Se pueden utilizar esteroides en el manejo de las reacciones severas, que pongan en peligro la vida del paciente.

Vacunas de células diploides humanas (VCDH). Son desarrolladas en células diploides humanas; existen dos tipos de éstas: La WI-38 inactivada en tri-n-butil-fosfato86 y la MRC-5 inactivada en propionolactona y desarrollada en fibroblastos humanos. Otras vacunas de virus inactivados, han sido desarrolladas en células diploides pulmonares de feto de mono Rhesus absorbidas (VRA).87. A partir de 1976 estas vacunas han sido utilizadas en humanos para profilaxis de rabia pre y post-exposición en todo el mundo.

Vacunas elaboradas con técnicas de biología molecular. En estas vacunas recombinantes el genoma que codifica para las glicoproteínas se ha insertado en el virus vacunal.
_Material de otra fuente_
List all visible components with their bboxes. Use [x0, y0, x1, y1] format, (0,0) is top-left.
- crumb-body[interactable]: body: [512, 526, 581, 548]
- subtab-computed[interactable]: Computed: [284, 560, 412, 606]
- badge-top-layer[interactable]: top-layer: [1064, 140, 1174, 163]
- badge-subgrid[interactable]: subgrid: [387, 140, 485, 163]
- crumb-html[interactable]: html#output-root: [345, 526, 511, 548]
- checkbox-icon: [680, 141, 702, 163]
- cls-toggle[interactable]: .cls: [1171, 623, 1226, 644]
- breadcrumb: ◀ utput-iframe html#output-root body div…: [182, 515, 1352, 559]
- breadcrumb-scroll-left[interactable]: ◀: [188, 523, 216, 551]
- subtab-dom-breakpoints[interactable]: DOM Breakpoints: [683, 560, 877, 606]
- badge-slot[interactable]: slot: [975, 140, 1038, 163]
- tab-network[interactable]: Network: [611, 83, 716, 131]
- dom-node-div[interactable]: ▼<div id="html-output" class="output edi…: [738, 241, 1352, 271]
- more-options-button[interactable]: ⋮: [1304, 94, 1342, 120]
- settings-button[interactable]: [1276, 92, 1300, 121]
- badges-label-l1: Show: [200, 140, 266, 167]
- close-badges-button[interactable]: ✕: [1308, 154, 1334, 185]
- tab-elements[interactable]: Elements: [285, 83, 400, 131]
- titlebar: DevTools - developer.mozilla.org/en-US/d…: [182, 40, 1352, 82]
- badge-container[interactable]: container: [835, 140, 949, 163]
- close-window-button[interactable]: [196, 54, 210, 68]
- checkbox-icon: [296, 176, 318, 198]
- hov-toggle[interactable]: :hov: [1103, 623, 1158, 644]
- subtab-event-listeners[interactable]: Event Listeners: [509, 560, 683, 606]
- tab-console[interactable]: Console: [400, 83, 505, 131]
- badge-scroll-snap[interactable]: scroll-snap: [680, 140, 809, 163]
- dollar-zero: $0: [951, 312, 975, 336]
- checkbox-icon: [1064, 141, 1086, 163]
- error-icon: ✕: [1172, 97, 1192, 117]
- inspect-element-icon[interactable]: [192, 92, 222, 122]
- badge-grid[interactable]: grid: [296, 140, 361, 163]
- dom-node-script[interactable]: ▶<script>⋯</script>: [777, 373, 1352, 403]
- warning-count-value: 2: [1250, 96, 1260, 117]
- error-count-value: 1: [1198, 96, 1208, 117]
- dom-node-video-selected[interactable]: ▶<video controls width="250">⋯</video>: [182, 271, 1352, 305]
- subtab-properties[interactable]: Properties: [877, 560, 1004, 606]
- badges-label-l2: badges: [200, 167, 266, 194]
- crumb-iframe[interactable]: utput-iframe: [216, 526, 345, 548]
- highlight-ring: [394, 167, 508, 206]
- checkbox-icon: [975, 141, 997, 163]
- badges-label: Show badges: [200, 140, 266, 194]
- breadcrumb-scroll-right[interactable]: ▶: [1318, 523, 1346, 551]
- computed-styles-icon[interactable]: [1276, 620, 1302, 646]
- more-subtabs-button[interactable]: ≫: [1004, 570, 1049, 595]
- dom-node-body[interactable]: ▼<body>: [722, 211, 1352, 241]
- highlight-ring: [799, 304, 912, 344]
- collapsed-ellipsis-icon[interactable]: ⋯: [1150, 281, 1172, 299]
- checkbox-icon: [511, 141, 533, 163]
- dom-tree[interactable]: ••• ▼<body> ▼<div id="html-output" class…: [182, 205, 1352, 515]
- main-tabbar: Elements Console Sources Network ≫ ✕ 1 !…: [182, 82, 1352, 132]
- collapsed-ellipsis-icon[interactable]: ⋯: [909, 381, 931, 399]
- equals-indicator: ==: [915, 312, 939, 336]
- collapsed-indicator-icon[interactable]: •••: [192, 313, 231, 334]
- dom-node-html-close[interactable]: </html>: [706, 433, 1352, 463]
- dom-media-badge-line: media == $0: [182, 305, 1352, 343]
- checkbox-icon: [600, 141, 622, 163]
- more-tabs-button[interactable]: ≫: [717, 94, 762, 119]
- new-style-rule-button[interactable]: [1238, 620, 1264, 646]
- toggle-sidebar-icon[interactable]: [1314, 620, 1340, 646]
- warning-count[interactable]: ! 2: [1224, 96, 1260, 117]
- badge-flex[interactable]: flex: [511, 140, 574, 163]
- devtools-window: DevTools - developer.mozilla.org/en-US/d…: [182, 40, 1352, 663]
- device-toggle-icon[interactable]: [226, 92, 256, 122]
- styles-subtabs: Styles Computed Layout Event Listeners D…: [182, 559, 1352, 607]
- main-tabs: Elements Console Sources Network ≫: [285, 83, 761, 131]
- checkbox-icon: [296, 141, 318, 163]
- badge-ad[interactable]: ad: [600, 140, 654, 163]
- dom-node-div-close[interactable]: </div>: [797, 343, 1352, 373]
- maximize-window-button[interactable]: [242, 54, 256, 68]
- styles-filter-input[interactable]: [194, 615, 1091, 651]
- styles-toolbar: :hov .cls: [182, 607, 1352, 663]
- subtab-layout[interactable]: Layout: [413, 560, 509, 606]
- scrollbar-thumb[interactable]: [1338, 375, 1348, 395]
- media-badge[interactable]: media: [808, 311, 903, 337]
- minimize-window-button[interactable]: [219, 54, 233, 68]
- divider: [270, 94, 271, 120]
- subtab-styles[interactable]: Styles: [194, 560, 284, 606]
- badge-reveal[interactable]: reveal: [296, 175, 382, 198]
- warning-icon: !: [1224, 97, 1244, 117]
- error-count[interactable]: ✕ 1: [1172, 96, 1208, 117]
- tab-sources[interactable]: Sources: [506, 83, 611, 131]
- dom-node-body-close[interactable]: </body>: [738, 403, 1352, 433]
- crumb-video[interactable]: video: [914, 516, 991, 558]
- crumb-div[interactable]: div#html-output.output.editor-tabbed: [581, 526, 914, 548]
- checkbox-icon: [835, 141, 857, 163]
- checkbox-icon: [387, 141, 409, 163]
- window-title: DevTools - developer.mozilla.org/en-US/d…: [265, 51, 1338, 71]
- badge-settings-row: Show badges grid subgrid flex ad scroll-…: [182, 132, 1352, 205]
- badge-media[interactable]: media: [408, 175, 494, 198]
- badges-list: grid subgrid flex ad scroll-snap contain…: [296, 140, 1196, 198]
Ensayos preliminares en el modelo animal sugieren que estas vacunas estimulan una excelente respuesta inmune.

Mediante la ingeniería genética se ha inducido la producción de glicoproteínas del Rhabdovirus en Escherichia coli.

Los títulos de anticuerpos disminuyen en forma progresiva y después de los dos años postvacunación el individuo no tiene títulos protectores (0.5 UI), por lo que en individuos reexpuestos se recomiendan dos dosis con tres días de diferencia.
La inmunización en el personal médico debe estar limitada a aquellos individuos que han sido mordidos por enfermos de rabia o que presenten lesiones en mucosas o heridas que han sido expuestas a saliva, LCR o tejido cerebral de individuos infectados.

Control de la rabia: Todo animal doméstico (perro, gato) debe ser vacunado contra la rabia.